By Lynne Vincent McCarthy, Pan Macmillan, $29.99.

Lynne Vincent McCarthy’s debut novel Lonely Girl is a thriller with a bit of a gender swap. Gone are is the femjep woman kept in a basement. Instead, McCarthy turns the tables on this tired trope and puts the woman in charge. But like many books and plays of this type, the interest is not in the kidnapping itself but in the mind games that are played between the captive and captor.

But before she gets to that, with the exception of some short tantalising POV sections about a dangerous affair, McCarthy spends some time setting up Ana, her protagonist. And this groundwork is really important to give some credence to how the plot later plays out. Ana lives on her own in a small house in a secluded valley some distance from the Tasmanian capital of Hobart. Her only companion is, River, a dog she has had since she was twelve. But she is now twenty-seven and River is dying and she has decided that when he dies she too will take her own life as no one will miss her.

One night she witnesses a couple having sex in a van outside a local bar. For readers, this gels with the hints of a wild affair that come through the short POV vignettes. For Ana it is startling, but before she can really process it the woman who she saw in the van has been found drowned in the river.
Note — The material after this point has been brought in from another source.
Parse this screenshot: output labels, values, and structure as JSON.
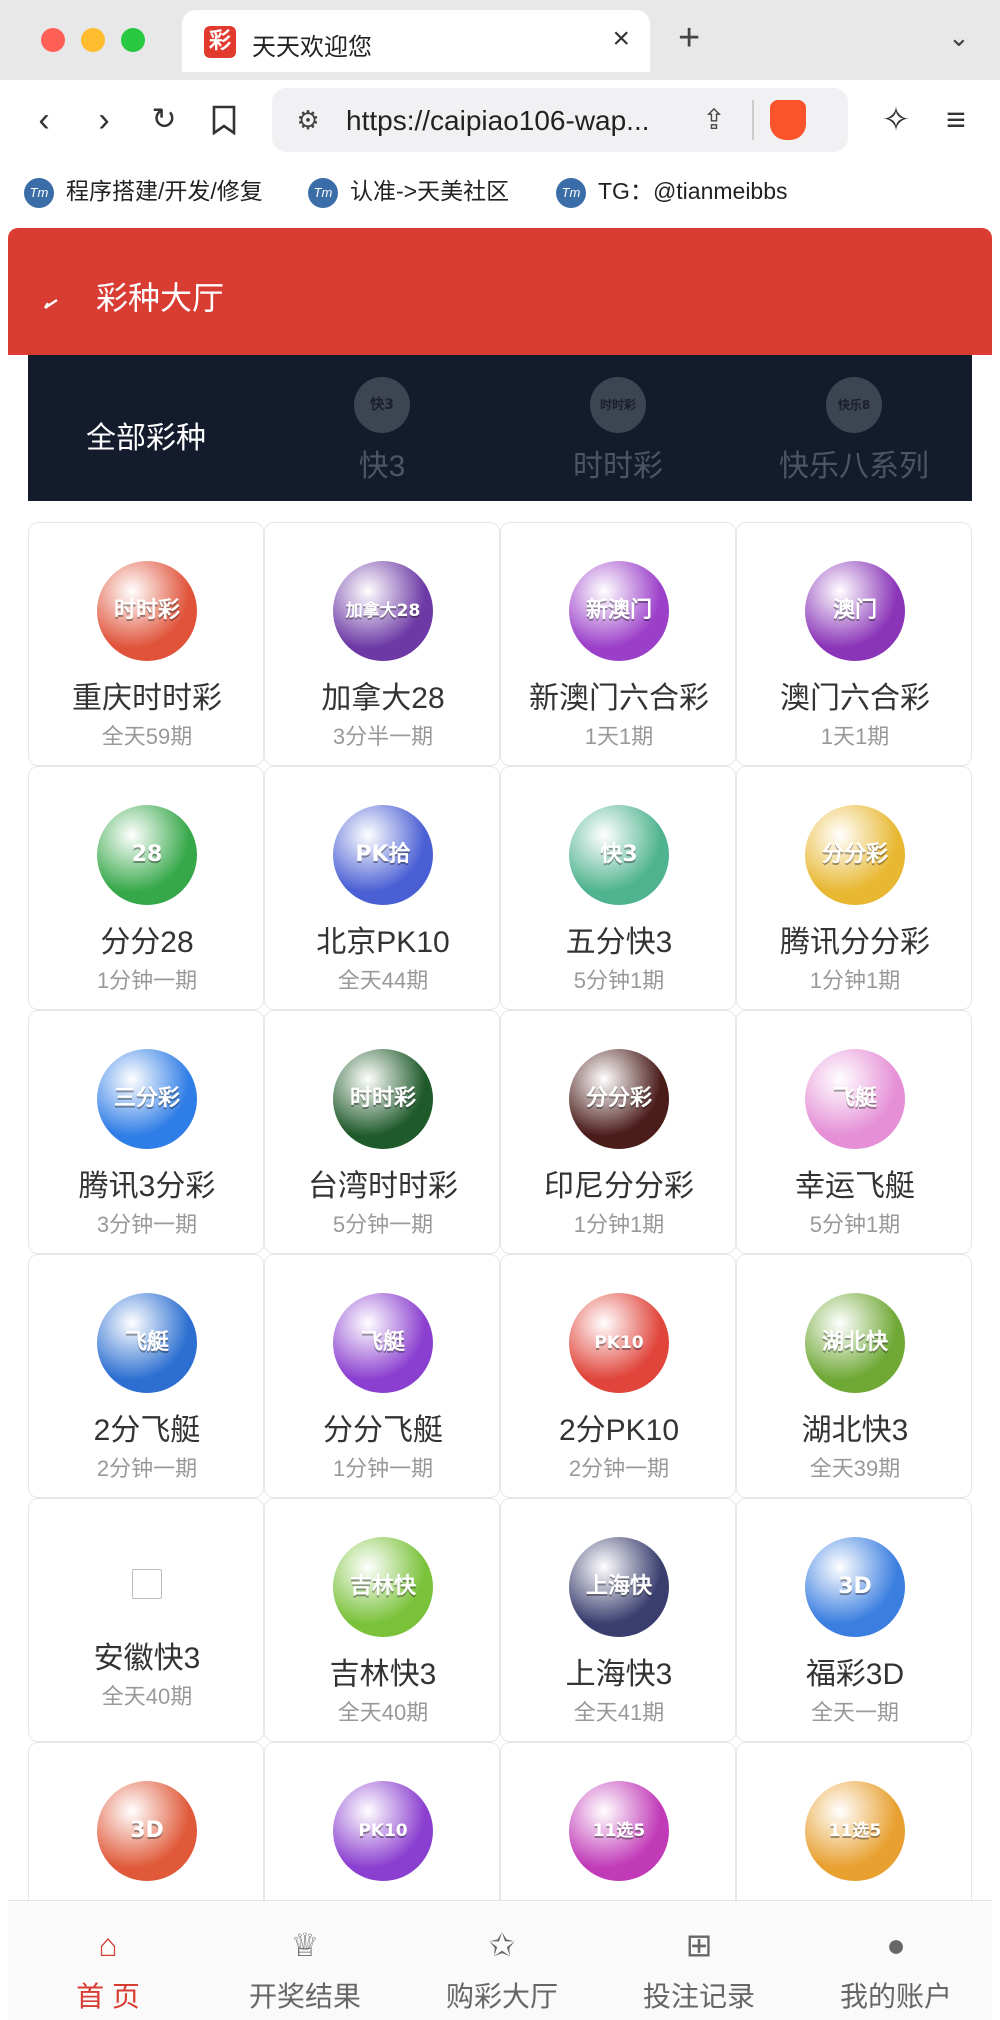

To talk much more about the plot would be to risk spoilers but suffice to say she ends up with the man who she saw in the van, injured unconscious in her basement. She is convinced that he was the killer but does not go to the police, worried about what they might think about her involvement.
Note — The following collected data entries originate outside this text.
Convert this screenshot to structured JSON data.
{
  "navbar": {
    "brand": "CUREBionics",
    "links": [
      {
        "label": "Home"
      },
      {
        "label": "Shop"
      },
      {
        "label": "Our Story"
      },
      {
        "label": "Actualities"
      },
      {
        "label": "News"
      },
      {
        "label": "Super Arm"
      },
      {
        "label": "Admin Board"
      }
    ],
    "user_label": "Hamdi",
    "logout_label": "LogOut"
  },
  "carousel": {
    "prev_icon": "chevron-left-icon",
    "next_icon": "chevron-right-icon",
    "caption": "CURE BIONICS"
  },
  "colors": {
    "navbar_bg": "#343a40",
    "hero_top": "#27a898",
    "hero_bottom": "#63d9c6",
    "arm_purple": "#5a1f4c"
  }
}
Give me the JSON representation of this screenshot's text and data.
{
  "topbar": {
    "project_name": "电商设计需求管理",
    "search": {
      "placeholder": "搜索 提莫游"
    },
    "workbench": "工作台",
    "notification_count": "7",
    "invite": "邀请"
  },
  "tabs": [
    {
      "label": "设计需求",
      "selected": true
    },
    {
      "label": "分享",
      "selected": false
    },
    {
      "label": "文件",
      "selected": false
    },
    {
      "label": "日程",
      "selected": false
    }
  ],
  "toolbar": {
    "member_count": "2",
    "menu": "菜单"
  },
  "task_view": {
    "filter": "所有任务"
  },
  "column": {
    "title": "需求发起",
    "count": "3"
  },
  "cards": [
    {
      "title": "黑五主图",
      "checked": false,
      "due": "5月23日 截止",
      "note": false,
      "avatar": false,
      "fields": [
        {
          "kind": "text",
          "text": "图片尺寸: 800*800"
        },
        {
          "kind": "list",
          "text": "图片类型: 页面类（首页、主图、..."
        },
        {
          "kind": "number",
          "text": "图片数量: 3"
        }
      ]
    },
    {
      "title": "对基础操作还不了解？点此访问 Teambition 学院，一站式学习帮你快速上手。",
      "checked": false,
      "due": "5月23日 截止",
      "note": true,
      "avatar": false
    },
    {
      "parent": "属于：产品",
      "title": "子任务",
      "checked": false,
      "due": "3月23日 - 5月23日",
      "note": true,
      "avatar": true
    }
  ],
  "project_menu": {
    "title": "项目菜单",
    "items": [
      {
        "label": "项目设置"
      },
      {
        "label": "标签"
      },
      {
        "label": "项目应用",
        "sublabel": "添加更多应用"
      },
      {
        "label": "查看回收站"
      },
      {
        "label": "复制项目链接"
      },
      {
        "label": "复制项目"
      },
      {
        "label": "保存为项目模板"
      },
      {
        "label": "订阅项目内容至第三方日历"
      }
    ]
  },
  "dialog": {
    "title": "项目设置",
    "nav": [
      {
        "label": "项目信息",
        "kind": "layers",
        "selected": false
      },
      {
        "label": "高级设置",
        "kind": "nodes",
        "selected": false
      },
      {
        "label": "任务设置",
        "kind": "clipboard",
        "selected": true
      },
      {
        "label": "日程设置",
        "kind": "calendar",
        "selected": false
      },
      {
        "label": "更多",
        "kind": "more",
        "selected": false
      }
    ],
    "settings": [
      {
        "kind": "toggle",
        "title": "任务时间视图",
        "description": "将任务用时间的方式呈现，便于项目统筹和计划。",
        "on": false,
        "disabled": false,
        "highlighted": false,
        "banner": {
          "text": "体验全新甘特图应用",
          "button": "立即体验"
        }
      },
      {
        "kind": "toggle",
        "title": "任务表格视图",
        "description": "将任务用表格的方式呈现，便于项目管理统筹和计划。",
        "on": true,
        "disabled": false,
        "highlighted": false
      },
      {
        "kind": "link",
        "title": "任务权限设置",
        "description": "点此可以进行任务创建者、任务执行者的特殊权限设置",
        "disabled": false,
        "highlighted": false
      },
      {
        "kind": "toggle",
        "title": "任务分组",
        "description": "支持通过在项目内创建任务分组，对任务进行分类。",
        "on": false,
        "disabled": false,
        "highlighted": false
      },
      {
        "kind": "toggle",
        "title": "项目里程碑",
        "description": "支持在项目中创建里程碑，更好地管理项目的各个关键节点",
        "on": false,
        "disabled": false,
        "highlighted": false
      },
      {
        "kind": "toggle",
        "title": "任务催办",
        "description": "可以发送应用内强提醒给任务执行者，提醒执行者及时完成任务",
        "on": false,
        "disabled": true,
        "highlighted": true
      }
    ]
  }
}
From there on the novel twists and turns as her captive tries to convince her of his innocence while also dealing with the fact that this young woman has locked him in her basement. At the same time, the investigation into the murder circles around Ana, particularly through an old connection with one of the members of the local police force.

Lonely Girl is a fairly taut thriller but even for all of the groundwork it feels like it drags a little in the middle. McCarthy does a good job at playing with the reader’s sympathies, building up an understanding of Ana but then challenging that view and similarly with her captive as the evidence swings for both his guilt and innocence. And to her credit, McCarthy settles for an intriguing resolution rather than anything that readers might have been expecting.